I stopped running when my feet began to bleed. I didn’t know where I was, nor what route I’d taken to get there. I knew only what I saw: the edge of a common or a small public park, a dark night in what felt like early spring or late autumn. Leaves falling from the giant plane trees round the edge of the green - autumn, then. It was drizzling, that strange London drizzle that is at once cold and wet, yet somehow imperceptible against the background of the pink-orange street lights, more of a heavy fog drifting through the air than an actual rain. I couldn’t think in coherent words; it was too early for that. Instead, as my brain registered all my losses, panic immersed it like the splashing of a hot shower, preventing any reasoning of where I might go next or what I might do.

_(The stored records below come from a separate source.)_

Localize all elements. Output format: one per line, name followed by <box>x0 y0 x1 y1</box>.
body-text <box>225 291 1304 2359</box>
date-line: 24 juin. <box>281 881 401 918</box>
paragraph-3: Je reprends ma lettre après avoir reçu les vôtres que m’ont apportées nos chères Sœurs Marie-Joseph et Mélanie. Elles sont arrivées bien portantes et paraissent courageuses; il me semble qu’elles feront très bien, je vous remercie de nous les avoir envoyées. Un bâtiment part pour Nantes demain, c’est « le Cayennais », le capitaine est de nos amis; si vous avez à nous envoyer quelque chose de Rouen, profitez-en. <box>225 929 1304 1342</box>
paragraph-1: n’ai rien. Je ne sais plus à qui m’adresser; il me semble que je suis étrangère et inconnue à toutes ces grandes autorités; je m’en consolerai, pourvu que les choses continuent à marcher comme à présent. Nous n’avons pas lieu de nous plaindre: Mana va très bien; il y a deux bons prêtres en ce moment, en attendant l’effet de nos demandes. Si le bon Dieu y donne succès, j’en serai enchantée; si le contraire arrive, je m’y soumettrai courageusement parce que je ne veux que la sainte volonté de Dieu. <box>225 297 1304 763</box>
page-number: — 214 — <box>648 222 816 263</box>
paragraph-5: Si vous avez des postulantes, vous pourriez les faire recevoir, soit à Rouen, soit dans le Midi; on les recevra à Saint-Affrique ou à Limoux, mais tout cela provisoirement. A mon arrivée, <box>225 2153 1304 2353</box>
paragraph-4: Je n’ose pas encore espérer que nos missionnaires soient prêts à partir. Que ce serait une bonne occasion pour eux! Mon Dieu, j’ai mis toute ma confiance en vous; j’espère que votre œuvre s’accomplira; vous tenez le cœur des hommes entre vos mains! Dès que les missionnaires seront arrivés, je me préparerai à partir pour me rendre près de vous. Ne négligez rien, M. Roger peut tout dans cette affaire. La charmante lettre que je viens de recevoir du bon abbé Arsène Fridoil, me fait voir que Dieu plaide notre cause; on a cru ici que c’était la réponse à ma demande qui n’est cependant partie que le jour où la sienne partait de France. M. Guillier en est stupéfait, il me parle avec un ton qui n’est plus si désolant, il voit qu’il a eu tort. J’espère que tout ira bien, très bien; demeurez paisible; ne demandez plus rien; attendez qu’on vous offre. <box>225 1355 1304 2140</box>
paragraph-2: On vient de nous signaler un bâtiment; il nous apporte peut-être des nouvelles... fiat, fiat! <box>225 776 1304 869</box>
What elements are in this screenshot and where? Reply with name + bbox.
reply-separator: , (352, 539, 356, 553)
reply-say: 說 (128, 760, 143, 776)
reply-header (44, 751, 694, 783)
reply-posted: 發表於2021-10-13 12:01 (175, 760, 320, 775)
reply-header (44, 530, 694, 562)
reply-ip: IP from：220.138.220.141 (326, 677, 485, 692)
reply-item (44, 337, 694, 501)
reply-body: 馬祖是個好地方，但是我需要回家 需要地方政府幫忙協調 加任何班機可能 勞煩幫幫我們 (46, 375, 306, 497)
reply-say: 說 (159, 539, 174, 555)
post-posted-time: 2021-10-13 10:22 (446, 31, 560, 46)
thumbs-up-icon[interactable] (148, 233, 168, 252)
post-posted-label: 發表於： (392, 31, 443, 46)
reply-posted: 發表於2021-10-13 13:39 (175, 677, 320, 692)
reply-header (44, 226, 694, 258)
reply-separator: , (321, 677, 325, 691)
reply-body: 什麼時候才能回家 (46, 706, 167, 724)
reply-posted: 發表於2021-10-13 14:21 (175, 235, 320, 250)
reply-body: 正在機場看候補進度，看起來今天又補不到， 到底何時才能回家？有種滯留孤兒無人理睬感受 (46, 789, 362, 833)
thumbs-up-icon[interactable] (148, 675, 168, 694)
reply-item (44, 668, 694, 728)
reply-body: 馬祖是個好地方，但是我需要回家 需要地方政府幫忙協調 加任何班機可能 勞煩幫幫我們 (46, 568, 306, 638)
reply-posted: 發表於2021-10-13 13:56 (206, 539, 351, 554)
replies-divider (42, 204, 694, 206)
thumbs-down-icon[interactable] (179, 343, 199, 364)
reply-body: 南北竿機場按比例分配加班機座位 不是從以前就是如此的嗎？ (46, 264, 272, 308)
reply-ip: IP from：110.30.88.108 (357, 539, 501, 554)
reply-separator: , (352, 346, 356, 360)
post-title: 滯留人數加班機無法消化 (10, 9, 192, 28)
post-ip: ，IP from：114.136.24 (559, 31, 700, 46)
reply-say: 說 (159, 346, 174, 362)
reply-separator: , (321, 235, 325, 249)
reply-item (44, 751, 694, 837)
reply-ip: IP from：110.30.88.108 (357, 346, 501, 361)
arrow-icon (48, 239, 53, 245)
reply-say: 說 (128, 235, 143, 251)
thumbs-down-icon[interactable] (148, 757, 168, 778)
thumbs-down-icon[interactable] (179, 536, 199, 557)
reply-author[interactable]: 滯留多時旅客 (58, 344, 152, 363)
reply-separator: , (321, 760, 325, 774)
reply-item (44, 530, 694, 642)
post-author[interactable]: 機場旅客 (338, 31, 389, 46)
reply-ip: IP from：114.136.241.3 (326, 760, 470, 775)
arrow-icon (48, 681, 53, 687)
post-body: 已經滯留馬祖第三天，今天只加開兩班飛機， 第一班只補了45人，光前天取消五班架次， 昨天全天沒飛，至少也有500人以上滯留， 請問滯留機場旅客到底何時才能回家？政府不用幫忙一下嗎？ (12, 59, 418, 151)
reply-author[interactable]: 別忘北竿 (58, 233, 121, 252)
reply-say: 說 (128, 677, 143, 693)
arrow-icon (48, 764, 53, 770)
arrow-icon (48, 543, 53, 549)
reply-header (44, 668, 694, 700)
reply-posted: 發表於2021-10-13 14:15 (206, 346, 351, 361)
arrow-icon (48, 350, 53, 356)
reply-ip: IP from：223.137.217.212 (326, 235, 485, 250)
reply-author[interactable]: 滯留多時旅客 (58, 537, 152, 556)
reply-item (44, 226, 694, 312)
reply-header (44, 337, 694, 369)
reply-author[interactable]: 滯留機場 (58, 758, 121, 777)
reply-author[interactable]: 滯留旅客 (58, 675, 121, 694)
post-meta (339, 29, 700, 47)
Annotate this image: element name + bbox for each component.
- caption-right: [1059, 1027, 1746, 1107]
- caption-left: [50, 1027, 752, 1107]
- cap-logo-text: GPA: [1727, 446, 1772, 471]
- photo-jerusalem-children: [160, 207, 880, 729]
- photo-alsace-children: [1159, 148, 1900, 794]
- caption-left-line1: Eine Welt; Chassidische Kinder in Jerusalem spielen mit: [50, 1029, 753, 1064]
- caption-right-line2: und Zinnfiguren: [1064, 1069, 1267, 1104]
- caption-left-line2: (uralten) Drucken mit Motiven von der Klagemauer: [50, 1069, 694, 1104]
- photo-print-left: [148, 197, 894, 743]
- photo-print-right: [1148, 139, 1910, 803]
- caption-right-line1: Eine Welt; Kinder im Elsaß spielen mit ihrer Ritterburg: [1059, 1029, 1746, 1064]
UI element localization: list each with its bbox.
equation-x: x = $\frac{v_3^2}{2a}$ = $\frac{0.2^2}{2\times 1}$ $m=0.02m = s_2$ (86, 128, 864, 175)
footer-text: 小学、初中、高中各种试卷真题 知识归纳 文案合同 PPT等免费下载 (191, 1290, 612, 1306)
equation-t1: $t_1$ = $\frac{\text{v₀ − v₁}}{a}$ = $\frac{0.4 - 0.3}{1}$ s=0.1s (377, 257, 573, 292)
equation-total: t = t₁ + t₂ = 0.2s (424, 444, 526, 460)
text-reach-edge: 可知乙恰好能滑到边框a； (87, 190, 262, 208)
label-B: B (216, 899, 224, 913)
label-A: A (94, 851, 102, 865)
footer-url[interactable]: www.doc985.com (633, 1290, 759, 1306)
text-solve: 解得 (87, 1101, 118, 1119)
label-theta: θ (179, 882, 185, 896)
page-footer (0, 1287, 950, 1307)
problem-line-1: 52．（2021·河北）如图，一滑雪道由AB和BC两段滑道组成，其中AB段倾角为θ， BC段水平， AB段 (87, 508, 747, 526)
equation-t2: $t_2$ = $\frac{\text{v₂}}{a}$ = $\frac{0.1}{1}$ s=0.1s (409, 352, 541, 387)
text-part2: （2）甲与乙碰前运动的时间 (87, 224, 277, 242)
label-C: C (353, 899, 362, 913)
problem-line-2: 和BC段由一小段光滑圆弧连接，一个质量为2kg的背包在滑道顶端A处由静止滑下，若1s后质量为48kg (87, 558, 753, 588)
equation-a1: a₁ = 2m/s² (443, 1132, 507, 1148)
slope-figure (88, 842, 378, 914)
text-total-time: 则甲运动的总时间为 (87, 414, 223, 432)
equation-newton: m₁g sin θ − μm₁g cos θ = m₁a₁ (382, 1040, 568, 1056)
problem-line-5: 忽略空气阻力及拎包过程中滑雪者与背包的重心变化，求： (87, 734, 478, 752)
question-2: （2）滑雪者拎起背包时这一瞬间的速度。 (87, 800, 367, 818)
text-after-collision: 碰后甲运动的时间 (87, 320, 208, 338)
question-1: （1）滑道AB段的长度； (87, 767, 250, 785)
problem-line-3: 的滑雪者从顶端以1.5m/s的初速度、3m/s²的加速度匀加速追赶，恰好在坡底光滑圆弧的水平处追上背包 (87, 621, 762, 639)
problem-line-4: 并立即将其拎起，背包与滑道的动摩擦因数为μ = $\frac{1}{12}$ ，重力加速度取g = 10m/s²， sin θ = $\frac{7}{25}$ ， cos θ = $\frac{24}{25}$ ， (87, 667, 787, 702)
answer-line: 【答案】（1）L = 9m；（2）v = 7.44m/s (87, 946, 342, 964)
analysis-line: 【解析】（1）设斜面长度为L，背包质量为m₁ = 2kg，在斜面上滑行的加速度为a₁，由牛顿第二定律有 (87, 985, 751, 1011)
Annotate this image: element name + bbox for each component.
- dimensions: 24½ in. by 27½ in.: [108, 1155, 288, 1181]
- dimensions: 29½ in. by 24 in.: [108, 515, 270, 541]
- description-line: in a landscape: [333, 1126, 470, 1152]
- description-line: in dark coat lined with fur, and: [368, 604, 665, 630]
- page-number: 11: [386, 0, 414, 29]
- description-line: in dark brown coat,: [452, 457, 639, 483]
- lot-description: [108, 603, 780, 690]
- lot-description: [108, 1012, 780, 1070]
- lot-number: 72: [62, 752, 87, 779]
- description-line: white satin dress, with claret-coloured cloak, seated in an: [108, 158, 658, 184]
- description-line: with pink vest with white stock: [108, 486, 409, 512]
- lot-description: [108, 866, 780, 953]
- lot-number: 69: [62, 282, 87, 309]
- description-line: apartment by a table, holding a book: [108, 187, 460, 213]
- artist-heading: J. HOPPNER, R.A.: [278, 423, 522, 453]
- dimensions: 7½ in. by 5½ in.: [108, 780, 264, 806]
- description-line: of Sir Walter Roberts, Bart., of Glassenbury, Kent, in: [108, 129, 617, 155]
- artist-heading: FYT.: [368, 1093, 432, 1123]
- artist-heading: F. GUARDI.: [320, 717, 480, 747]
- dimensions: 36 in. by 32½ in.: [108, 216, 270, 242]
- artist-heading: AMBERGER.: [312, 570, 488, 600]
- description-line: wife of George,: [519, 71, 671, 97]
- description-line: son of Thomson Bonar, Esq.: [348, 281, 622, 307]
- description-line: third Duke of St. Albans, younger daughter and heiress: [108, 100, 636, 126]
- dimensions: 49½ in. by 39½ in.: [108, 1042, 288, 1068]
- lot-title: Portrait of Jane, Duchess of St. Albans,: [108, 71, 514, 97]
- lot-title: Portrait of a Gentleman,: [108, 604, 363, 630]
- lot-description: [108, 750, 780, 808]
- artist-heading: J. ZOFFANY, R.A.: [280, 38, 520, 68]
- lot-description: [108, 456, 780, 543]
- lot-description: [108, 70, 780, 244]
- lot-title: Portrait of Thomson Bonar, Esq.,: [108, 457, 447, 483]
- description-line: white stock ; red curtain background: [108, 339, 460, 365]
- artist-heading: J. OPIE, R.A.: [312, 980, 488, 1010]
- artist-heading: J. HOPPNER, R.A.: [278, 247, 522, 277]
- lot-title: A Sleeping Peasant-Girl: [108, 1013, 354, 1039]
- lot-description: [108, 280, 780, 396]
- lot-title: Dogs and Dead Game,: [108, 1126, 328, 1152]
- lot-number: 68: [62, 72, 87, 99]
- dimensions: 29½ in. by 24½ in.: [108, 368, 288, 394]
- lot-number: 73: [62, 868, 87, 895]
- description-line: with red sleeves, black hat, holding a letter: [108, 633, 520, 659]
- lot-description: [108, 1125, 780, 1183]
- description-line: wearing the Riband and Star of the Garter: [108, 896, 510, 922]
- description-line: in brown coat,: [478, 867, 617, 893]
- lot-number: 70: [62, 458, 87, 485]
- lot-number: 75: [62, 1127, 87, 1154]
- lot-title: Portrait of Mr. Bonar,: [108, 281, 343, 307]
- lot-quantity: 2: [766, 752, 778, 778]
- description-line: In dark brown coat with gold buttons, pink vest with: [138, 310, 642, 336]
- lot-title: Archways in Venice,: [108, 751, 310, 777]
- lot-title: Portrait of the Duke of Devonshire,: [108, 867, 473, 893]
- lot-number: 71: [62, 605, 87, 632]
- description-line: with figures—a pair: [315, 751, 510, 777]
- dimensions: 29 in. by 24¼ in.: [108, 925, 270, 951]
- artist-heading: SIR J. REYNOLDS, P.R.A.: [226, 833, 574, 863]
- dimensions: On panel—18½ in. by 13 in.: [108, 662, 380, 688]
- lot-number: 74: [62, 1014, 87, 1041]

I found a dim, neon-lit passage leading under a railway line, that no beggar or homeless wanderer had colonised for that night, and sank down against the cold, dry paving with my knees against my chin. For a long while I did no more, but shivered and cowered and tried to seize control of my own thoughts. The taste of blood in my mouth was maddening, like the lingering dryness of cough medicine that couldn’t be washed away. I played again the bright blue eyes of a stranger reflected in my reflection, tried to put those eyes in my face. The memories didn’t bring physical pain; the mind is good at forgetting what it doesn’t want to recall. But each thought brought with it the fear of pain, a recollection of things that had been and which I would move to some uninhabited rock away from all sodium lamps and men to escape again.